2.  相続人がいるかどうか分からないときは、どうなるのか。
 
回答
  (1)  質問1.について — それでよい。ただし、店舗の賃貸借などのように、財産的価値(賃借権、営業権などの価値)の高いものについては、相続人の代表者との間で合意解約等の取り決めをするにしても、あとで問題が生じないよう、他の相続人からも合意解約等に関する委任状を取り付けておいてもらうなどの慎重な対応が必要である。
(2)  質問2.について — 相続人がいるかが明らかでないときは、民法によって、賃借権や営業権などの財産は法人として扱われ、その財産法人を管理する管理人(通常は弁護士)が、利害関係人(本件のような場合は、通常貸主)等の請求に基づいて家庭裁判所から選任される(民法第951条、第952条第1項)。

 そして、財産管理人が選任されたあとは、家庭裁判所による管理人が選任されたことの公告(民法第952条第2項)や相続人の捜索の公告(民法第958条)などの手続を経て、それでも相続人が現われなかったときは、家庭裁判所は、特別縁故者か(注)らの請求によって、それらの者に対し、相続財産の全部または一部を与えることができることになっている(民法第958条の3)。

 なお、相続債権者や受遺者が権利を行使したあと、特別縁故者に配分し、それでもなお処分されなかった相続財産は、国庫に帰属する(民法第957条、第959条)。

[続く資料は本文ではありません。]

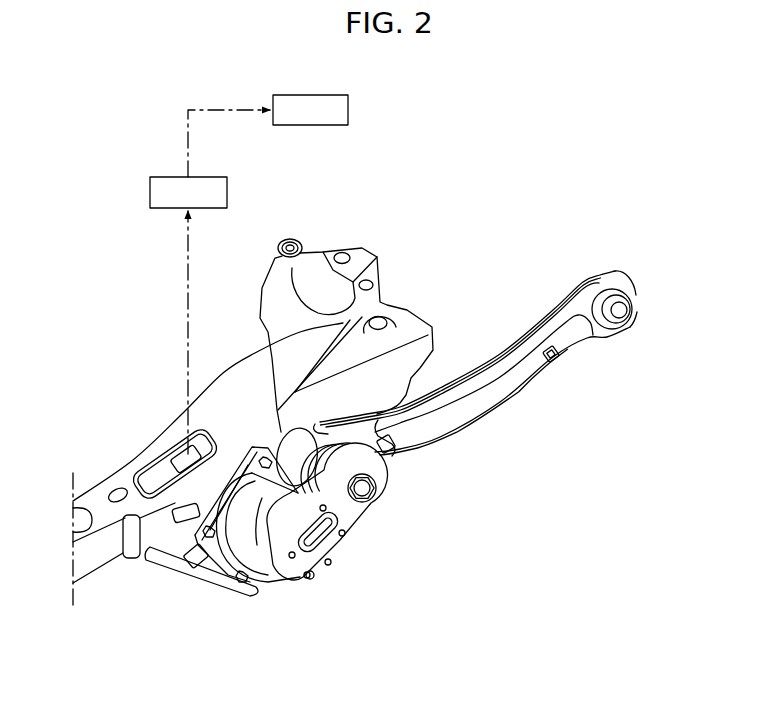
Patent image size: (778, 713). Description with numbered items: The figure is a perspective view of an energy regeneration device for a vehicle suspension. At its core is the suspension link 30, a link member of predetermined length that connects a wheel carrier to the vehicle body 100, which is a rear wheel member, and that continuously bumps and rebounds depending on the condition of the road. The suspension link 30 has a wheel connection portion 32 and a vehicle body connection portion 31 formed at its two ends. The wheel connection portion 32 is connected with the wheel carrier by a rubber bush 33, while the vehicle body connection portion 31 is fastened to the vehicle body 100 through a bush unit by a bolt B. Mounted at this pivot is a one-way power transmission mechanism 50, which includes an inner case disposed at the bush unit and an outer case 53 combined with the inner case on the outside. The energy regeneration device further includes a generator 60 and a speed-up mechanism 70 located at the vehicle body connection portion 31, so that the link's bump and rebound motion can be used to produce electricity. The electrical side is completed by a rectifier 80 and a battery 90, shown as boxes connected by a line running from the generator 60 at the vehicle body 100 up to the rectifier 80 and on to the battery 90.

The suspension link 30 is at (473, 406).
The vehicle body connection portion 31 is at (291, 447).
The wheel connection portion 32 is at (593, 276).
The rubber bush 33 is at (627, 317).
The one-way power transmission mechanism 50 is at (294, 560).
The outer case 53 is at (350, 513).
The generator 60 is at (175, 457).
The speed-up mechanism 70 is at (248, 586).
The rectifier 80 is at (150, 192).
The battery 90 is at (349, 110).
The vehicle body 100 is at (123, 480).
The bolt B is at (371, 493).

(注) 特別縁故者がいわゆる内縁の夫婦または養親子と同様の関係にあった同居者である場合には、居住用の建物賃貸借については、その同居者が1か月以内に反対の意思表示をしない限り、同居者が建物賃借人の権利義務を承継する(借地借家法第36条)。
 
参照条文
  ○ 民法第951条(相続財産法人の成立)
  相続人のあることが明らかでないときは、相続財産は、法人とする。
 
○ 民法第952条(相続財産の管理人の選任)
(1)  前条の場合には、家庭裁判所は、利害関係人又は検察官の請求によって、相続財産の管理人を選任しなければならない。

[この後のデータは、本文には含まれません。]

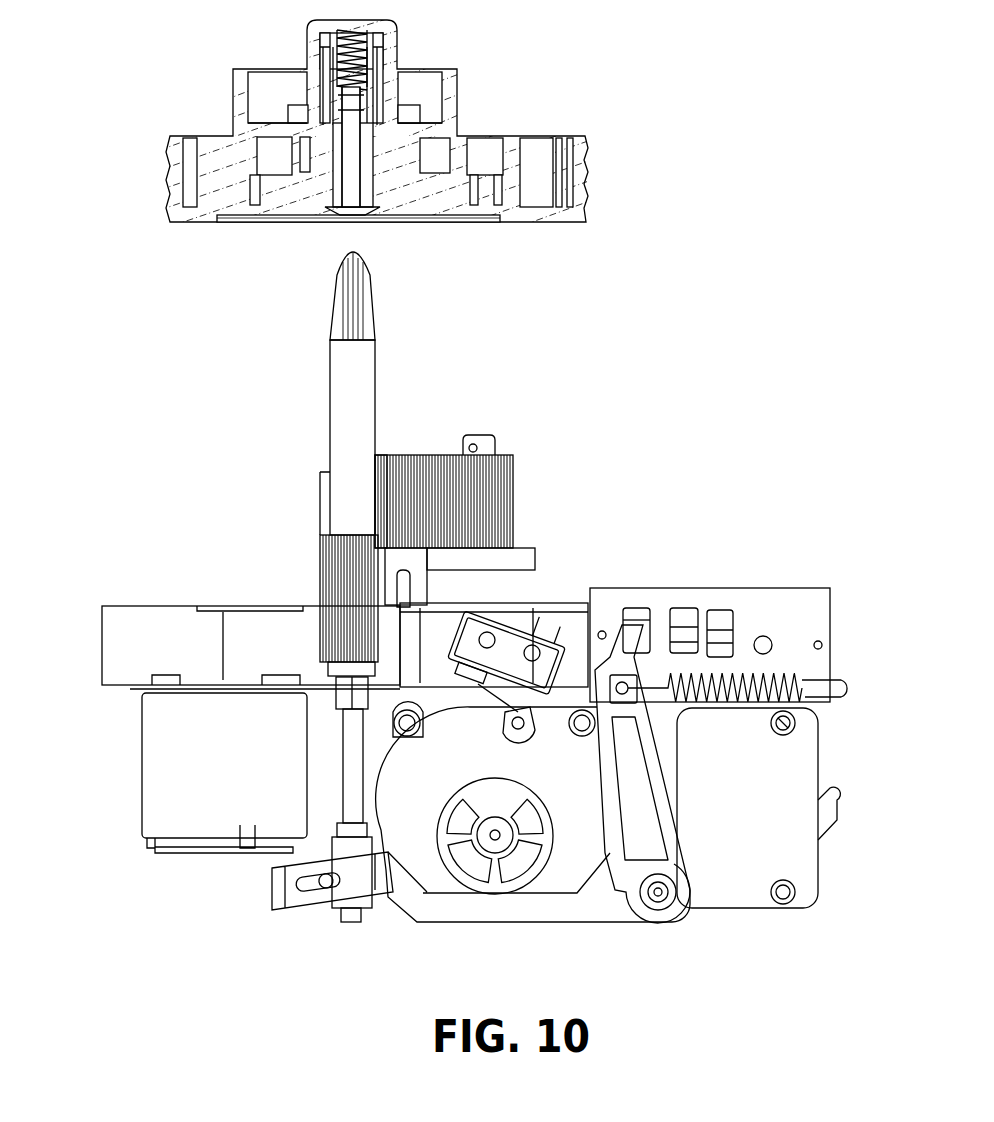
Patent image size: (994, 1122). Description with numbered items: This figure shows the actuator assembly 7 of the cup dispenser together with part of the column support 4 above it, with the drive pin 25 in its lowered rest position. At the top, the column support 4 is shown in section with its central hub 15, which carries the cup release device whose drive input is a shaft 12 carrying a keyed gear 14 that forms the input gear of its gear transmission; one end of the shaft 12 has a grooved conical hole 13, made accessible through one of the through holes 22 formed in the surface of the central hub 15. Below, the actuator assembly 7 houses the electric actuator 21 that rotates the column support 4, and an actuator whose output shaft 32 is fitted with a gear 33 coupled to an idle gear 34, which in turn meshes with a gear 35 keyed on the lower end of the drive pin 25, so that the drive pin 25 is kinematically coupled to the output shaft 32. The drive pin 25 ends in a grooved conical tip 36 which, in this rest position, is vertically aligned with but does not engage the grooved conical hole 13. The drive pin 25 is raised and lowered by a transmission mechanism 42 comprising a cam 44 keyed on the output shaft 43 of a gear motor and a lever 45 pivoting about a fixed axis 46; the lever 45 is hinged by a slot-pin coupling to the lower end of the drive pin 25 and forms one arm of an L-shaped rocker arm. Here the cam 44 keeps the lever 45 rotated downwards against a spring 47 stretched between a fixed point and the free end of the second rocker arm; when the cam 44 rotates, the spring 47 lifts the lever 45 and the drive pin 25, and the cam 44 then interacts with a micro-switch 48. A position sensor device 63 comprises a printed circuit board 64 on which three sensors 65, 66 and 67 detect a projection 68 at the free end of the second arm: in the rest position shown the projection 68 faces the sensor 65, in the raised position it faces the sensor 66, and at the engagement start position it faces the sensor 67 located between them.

The column support 4 is at (592, 175).
The shaft 12 is at (393, 147).
The grooved conical hole 13 is at (375, 190).
The gear 14 is at (390, 88).
The central hub 15 is at (513, 160).
The through holes 22 is at (343, 217).
The actuator assembly 7 is at (95, 723).
The electric actuator 21 is at (160, 775).
The drive pin 25 is at (338, 413).
The output shaft 32 is at (480, 440).
The gear 33 is at (520, 490).
The gear 34 is at (400, 455).
The gear 35 is at (318, 597).
The grooved conical tip 36 is at (340, 308).
The transmission mechanism 42 is at (674, 795).
The output shaft 43 is at (485, 800).
The cam 44 is at (470, 890).
The lever 45 is at (540, 905).
The fixed axis 46 is at (665, 910).
The spring 47 is at (810, 695).
The micro-switch 48 is at (520, 610).
The position sensor device 63 is at (797, 586).
The printed circuit board 64 is at (820, 610).
The sensor 65 is at (640, 608).
The sensor 66 is at (720, 612).
The sensor 67 is at (685, 608).
The projection 68 is at (630, 640).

(2)  前項の規定により相続財産の管理人を選任したときは、家庭裁判所は、遅滞なくこれを公告しなければならない。
 
○ 民法第957条(相続債権者及び受遺者に対する弁済)
(1) 第952条第2項の公告があった後2箇月以内に相続人のあることが明らかにならなかったときは、相続財産の管理人は、遅滞なく、すべての相続債権者及び受遺者に対し、一定の期間内にその請求の申出をすべき旨を公告しなければならない。この場合において、その期間は、2箇月を下ることができない。
(2) (略)
 
○ 民法第958条(相続人の捜索の公告)
  前条第1項の期間の満了後、なお相続人のあることが明らかでないときは、家庭裁判所は、相続財産の管理人又は検察官の請求によって、相続人があるならば一定の期間内にその権利を主張すべき旨を公告しなければならない。この場合において、その期間は、6箇月を下ることができない。
 
○ 民法第958条の3(特別縁故者に対する相続財産の分与)
(1)  前条の場合において、相当と認めるときは、家庭裁判所は、被相続人と生計を同じくしていた者、被相続人の療養看護に努めた者その他被相続人と特別の縁故があった者の請求によって、これらの者に、清算後残存すべき相続財産の全部又は一部を与えることができる。
(2)  前項の請求は、第958条の期間の満了後3箇月以内にしなければならない。
 
○ 民法第959条(残余財産の国庫への帰属)
 前条の規定により処分されなかった相続財産は、国庫に帰属する。この場合においては、第956条第2項の規定を準用する。
 
○ 借地借家法第36条(居住用建物の賃貸借の承継)
(1)  居住の用に供する建物の賃借人が相続人なしに死亡した場合において、その当時婚姻又は縁組の届出をしていないが、建物の賃借人と事実上夫婦又は養親子と同様の関係にあった同居者がいるときは、その同居者は、建物の賃借人の権利義務を承継する。ただし、相続人なしに死亡したことを知った後1月以内に建物の賃貸人に反対の意思を表示したときは、この限りでない。
(2)
 
 前項本文の場合においては、建物の賃貸借関係に基づき生じた債権又は債務は、同項の規定により建物の賃借人の権利義務を承継した者に帰属する。
 
監修者のコメント
 賃借人が死亡したが、その相続人がいるのかどうかが分からないというケースが稀にあるが、それゆえに保証人、連帯保証人が重要な存在であることを改めて認識されたい。
 
 どうしても分からないときは、住民票→戸籍等をたどりながら調査するしかないが、そうなったときは司法書士等の専門家に頼らざるを得ない。